LA CORTE SUPREMA DI CASSAZIONE

SEZIONE LAVORO

Composta dagli Ill.mi Sigg.ri Magistrati:

Dott. NOBILE Vittorio – Presidente –

Dott. CURCIO Laura – Consigliere –

Dott. DE GREGORIO Federico – Consigliere –

Dott. LORITO Matilde – Consigliere –

Dott. DE MARINIS Nicola – rel. Consigliere –

ha pronunciato la seguente:

SENTENZA

sul ricorso 23761-2015 proposto da:

I.C. C.F. (OMISSIS), elettivamente domiciliato in ROMA,

PIAZZA PRATI DEGLI STROZZI 22, presso lo studio dell’avvocato MARIO

ASSENNATO, che lo rappresenta e difende unitamente agli avvocati

GIOVANNI GIOVANNELLI, ALESSANDRO PASQUINI, giusta delega in atti;

– ricorrente –

contro

BNL – GRUPPO BNP PARIBAS (già BANCA NAZIONALE DEL LAVORO S.P.A.)

P.I. (OMISSIS), in persona del legale rappresentante pro tempore,

elettivamente domiciliata in ROMA, VIA PO 25/B, presso lo studio

degli avvocati ROBERTO PESSI, FRANCESCO GIAMMARIA che la

rappresentano e difendono, giusta procura speciale notarile in atti;

– controricorrente –

avverso la sentenza n. 3072/2014 della CORTE D’APPELLO di ROMA,

depositata il 30/03/2015 R.G.N. 5244/2011;

udita la relazione della causa svolta nella pubblica udienza del

02/03/2017 dal Consigliere Dott. NICOLA DE MARINIS;

udito il P.M. in persona del Sostituto Procuratore Generale Dott.
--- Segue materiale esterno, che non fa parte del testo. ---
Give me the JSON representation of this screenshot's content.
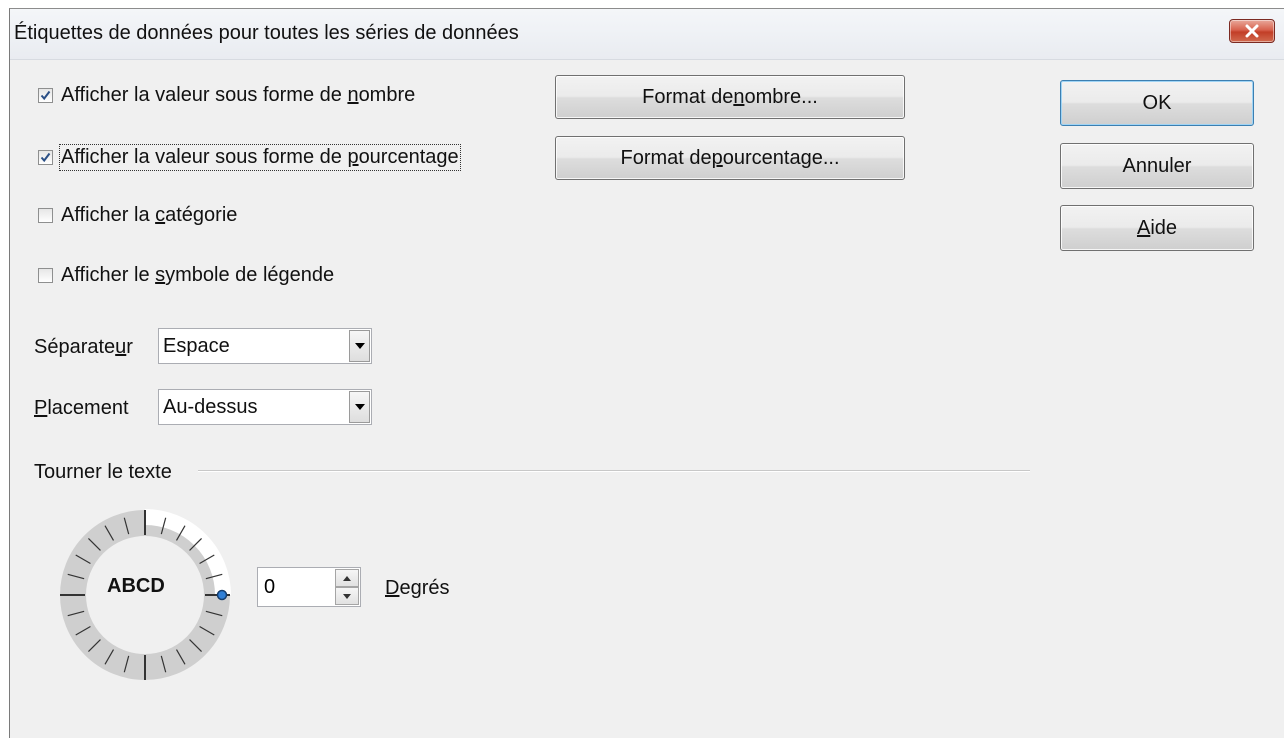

SANLORENZO RITA che ha concluso per il rigetto del ricorso;

udito l’Avvocato GIOVANNI GIOVANNELLI;

udito l’Avvocato TIZIANA SERRANI per delega verbale Avvocato ROBERTO

PESSI.

Fatto

FATTI DI CAUSA

Con sentenza del 30 marzo 2015, la Corte d’Appello di Roma, confermava la decisione resa dal Tribunale di Roma e rigettava la domanda proposta da I.C. nei confronti della Banca Nazionale del Lavoro – Gruppo BNP Paribas, avente ad oggetto la declaratoria di illegittimità del licenziamento intimato al primo in relazione alle due contestazioni elevate a suo carico – l’una relativa all’omessa evidenziazione dei collegamenti societari e aggirato il limite della sua autonomia con esposizione della Banca al rischio di prevedibili insolvenze e la seconda, seguita all’ordinanza cautelare in carcere che lo aveva raggiunto per fatti costituenti reato correlati all’attività del gruppo (OMISSIS), per i medesimi fatti e definita con applicazione della predetta sanzione nonostante la comunicazione in precedenza fatta dalla Banca all’ I. di voler attendere l’esito del processo.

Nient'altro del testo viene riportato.